That’s the biggest question, isn’t it.

I’ve been asked it hundreds of times. By classmates, friends, my parents, other adults who grew up in the age of having to request-by-mail maps and tour guides.

We’re 20-somethings. We’re university students, first-time employees, low-budget and low-time people. How on earth do we find the money, time or energy to travel? How do we make these trips happen? Here’s a few ideas to get you started and inspired.
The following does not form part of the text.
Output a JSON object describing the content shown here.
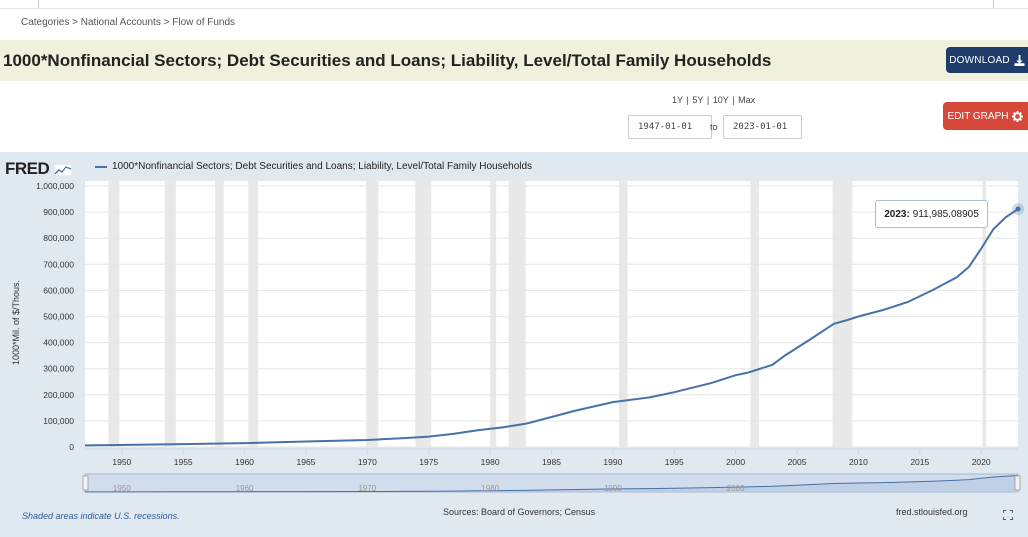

  1. Don’t let them tell you no. Your school will tell you it’s difficult. Mine asked me to write essays and petition the administration. You might apply to a program and get a “we’re sorry” rejection email. You might get lucky with parents that support you or you might not. Even if it’s not outright disapproval, deep down, there are a whole lot of people out there who think our generation should be saving for the future instead of spending on seeing the world. Whoever they are and whatever the obstacles, believe in yourself and don’t let their “no’s” discourage you.
  2. Dedicate yourself. If there is something you truly want to do, do it. Don’t spend your life re-blogging or pinning future travel sites and then give up trying to go to them with the simplest “I don’t have the (you fill in the blank).” Quietly dedicate yourself to planning your adventures, and don’t loose sight of your plans.
  3. Plan. Planning means using sites like Rome2rio, Skyscanner, Studentuniverse, Holiday Pirate, Hostel World, Airbnb, Hostels.com, Couchsurfing, Eurail, Flixbus. It means looking into programs like Workaway, WOOFing, Interning abroad, every study abroad option out there (there are millions). It will take you forever and often it does get overwhelming. Take a break, then go back to planning. Spontaneous travel is really fun, but planned adventures are more likely to actually happen.
  4. Save. I mean it. Sit down with yourself and think about all the things you want to do and then think about all the things you want to own. Which are more important to you? A huge pet peeve of mine is when friends complain about how they don’t have the money to travel and then show up to class with a new wardrobe and large Starbucks coffee. ‘Work hard play hard’ is much more fun when you’re in the “play” phase, but life can be so cool if you succeed in saving for the play.
  5. Make decisions with your dreams in mind. That means if you want to travel, make sure your university of choice says they’ll allow you to do it. If you want to do one long trip, maybe don’t take that short Spring Break one. Maybe don’t give into your deep desire to have a kitten in your new apartment if you also have a deep desire to spend 6 months in France. Schedule your university courses with travel in mind — maybe take the required ones first so you can take those gen-ed requirements when you’re abroad and it’s harder to transfer back the upper level courses.
  6. Google search like your life depends on it. Read the blogs, follow the travel Instagram. Some of my best discoveries have been made because I saw the sight on a blog or because a hostel friend recommended it. Indulge your dreams but then act on them.

And above all, remember that you are no less of a person if you do not succeed in going abroad or backpacking across the world. Perhaps you find something else that makes you want to stay stable and grounded. Perhaps you realize that you prefer short term group trips to the uncertainty of study abroad or solo treks. Maybe you find that the things you love at home are more important to you than exploring.

While I believe that traveling is important when we’re young, it does not define a person. If the travel bug doesn’t bite or if it just doesn’t work out — the world needs all types of people.